La mode régionaliste est dangereuse pour l’Europe

CATALOGNE • Sanctifier la région, diaboliser la nation. Cette mode intellectuelle, qui veut faire l’impasse sur deux siècles de constructions nationales, est surtout porteuse d’égoïsmes. Il n’est pas sûr qu’elle soit l’avenir de l’Europe

  • Des dizaines de milliers de personnes ont manifesté en faveur de l’indépendance à Barcelone le 11 septembre dernier, jour de la fête nationale catalane.

    Des dizaines de milliers de personnes ont manifesté en faveur de l’indépendance à Barcelone le 11 septembre dernier, jour de la fête nationale catalane.

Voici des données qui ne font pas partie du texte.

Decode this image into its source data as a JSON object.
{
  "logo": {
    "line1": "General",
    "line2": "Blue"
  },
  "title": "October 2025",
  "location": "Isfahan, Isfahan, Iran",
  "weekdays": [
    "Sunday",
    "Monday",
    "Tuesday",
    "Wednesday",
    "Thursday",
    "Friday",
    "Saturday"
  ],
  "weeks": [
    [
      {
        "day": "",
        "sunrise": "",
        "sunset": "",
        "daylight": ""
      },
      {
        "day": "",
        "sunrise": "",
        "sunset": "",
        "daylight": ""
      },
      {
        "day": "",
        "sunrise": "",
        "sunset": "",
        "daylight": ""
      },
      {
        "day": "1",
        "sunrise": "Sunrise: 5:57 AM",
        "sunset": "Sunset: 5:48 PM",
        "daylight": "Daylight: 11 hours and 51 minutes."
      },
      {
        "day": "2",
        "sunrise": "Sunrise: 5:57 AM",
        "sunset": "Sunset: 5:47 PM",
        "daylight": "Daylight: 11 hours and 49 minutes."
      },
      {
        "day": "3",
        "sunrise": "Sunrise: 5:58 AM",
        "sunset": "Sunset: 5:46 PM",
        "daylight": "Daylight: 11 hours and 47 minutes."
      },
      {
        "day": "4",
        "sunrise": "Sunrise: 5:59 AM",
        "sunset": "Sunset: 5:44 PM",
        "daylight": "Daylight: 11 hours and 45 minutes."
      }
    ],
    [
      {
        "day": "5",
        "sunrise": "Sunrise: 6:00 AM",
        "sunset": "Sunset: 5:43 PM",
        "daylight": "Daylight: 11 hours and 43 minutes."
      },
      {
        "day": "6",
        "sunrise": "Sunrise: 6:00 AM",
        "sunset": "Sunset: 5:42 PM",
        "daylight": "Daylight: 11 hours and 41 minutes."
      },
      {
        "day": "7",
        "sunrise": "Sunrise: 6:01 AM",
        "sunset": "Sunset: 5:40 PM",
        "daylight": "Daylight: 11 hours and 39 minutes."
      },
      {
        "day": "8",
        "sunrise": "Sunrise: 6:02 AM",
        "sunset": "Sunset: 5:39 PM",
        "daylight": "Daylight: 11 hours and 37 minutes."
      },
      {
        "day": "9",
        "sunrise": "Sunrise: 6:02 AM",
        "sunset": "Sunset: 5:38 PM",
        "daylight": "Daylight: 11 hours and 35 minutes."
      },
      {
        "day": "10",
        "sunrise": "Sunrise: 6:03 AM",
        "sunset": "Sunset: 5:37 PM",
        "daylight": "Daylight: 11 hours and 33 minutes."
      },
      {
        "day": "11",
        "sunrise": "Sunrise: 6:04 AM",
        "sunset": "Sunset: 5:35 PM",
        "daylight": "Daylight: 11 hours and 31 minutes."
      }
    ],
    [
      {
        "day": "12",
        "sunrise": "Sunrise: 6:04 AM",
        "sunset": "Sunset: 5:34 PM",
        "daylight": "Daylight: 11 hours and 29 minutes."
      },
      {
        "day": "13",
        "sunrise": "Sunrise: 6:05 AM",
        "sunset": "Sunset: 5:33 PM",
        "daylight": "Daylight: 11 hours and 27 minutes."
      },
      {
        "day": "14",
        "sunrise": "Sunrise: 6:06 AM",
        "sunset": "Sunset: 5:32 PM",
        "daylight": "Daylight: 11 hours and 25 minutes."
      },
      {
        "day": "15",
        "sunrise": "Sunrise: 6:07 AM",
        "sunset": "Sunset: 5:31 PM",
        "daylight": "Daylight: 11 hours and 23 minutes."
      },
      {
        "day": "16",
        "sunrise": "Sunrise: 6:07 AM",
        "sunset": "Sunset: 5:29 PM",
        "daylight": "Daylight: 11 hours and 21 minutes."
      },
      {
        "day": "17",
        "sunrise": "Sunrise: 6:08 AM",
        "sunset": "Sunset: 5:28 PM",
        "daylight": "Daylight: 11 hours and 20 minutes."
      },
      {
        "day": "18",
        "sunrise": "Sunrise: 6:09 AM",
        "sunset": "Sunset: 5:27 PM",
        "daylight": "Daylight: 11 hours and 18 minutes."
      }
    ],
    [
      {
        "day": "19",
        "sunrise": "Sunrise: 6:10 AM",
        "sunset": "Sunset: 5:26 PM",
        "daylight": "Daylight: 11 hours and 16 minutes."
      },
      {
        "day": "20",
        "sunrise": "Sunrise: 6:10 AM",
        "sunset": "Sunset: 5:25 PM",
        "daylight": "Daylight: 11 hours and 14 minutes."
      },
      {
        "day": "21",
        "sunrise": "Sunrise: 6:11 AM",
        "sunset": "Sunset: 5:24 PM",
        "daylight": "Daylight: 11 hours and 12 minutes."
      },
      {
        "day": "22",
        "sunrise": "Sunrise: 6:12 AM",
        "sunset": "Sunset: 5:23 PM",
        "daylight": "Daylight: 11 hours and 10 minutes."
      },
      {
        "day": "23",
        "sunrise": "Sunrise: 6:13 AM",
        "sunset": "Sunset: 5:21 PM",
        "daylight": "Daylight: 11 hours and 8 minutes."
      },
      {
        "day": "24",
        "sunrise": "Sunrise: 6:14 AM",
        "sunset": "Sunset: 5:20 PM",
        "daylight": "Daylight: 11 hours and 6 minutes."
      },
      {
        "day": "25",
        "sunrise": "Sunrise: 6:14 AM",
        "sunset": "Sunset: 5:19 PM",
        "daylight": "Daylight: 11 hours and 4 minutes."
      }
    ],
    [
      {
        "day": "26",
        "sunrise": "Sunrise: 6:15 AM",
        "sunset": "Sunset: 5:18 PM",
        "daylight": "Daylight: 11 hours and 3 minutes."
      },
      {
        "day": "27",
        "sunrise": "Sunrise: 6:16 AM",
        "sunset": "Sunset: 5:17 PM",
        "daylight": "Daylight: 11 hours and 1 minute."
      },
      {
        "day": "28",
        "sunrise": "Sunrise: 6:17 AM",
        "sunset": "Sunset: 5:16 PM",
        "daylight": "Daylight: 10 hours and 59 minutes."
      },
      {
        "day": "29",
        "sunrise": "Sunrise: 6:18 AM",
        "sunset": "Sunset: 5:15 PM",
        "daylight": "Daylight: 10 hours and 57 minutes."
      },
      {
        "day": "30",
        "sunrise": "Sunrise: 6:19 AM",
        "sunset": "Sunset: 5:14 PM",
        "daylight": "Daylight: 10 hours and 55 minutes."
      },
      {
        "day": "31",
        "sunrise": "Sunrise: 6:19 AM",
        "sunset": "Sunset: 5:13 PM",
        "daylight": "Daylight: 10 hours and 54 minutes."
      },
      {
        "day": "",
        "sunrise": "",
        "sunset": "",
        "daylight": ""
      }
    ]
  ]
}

Nous suivons tous avec une très grande attention ce qui se passe entre la Catalogne et l’Espagne. C’est une question grave, elle touche aux questions de région et de nation, d’autonomie, de solidarités internes dans un pays. Il y a, parmi les lecteurs de cet article, des partisans d’un Etat indépendant de Catalogne. Il y en a d’autres, qui estiment que l’unité de l’Espagne doit être préservée. Chacun de ces points de vue mérite d’être respecté. Surtout vu de Suisse, un pays qui accueille beaucoup d’Espagnols (Catalans ou autres), et qui doit, selon moi, se garder de prendre parti dans cette crise. Et, au contraire, assurer à tous son estime, son état d’écoute et de dialogue, pourquoi pas ses bons offices.

«Modèle suisse»?

Je ne me prononcerai donc pas sur le cas de la Catalogne, mais je veux dire ici, plus généralement, mon scepticisme de principe quant à cette mode intellectuelle qui voudrait sanctifier tout ce qui respire la région, la décentralisation, l’autonomie, et diaboliser tout ce qui rappelle l’Etat-nation. La région serait, par essence, bonne, porteuse d’avenir. La nation serait maléfique, archaïque, souillée par le sang des guerres. En Suisse, ce discours s’appuie sur la structure même de notre propre pays, ce fédéralisme, assurément un succès, qui devrait «servir de modèle» aux pays qui nous entourent.

Chacun a son histoire

La réalité est plus complexe. Que le système suisse soit un succès exceptionnel, c’est certain. Mais chaque nation a son histoire. La logique de la construction française, ce sont des siècles d’augmentation du pouvoir royal, celui de Paris, contre les grands féodaux, et la Révolution qui, avec le jacobinisme, va encore plus loin dans la centralisation. L’Allemagne, c’est très différent: il faut attendre 1866 pour voir émerger l’unité, les régions demeurant puissantes. L’Italie, l’Espagne, le Royaume-Uni, ce sont encore d’autres logiques, d’autres champs de tension entre le centre les périphéries. A la vérité, il n’existe pas de modèle, chaque nation a son histoire propre.

Europe des régions

Dans ces conditions, vouloir universaliser le principe de décentralisation, au nom des grandes idées de Denis de Rougemont (1906-1985), cet écrivain et penseur suisse qui avait théorisé l’Europe des régions et fondé, à Genève, le Centre européen de la culture, m’apparaît excessif. Parce que cette démarche enterre un peu vite l’idée de nation, née avec la Révolution française, beaucoup plus libératrice qu’on ne veut bien le présenter, et qui, selon moi, n’a pas dit son dernier mot. De Milan à Barcelone, la tentation n’est pas faible de couper le cordon avec l’Etat central. En clair, s’affranchir des liens de solidarité avec les régions du sud, plus pauvres. Chacun vivrait son destin, en rotant, bien à son aise, son produit intérieur brut. Telle n’est pas exactement ma conception d’un Etat, de ses énergies internes, de ses mécanismes de redistribution. Si la région, c’est l’égoïsme, les riches entre eux, les pauvres à l’extérieur, pour ma part, je n’adhère pas. Excellente semaine à tous.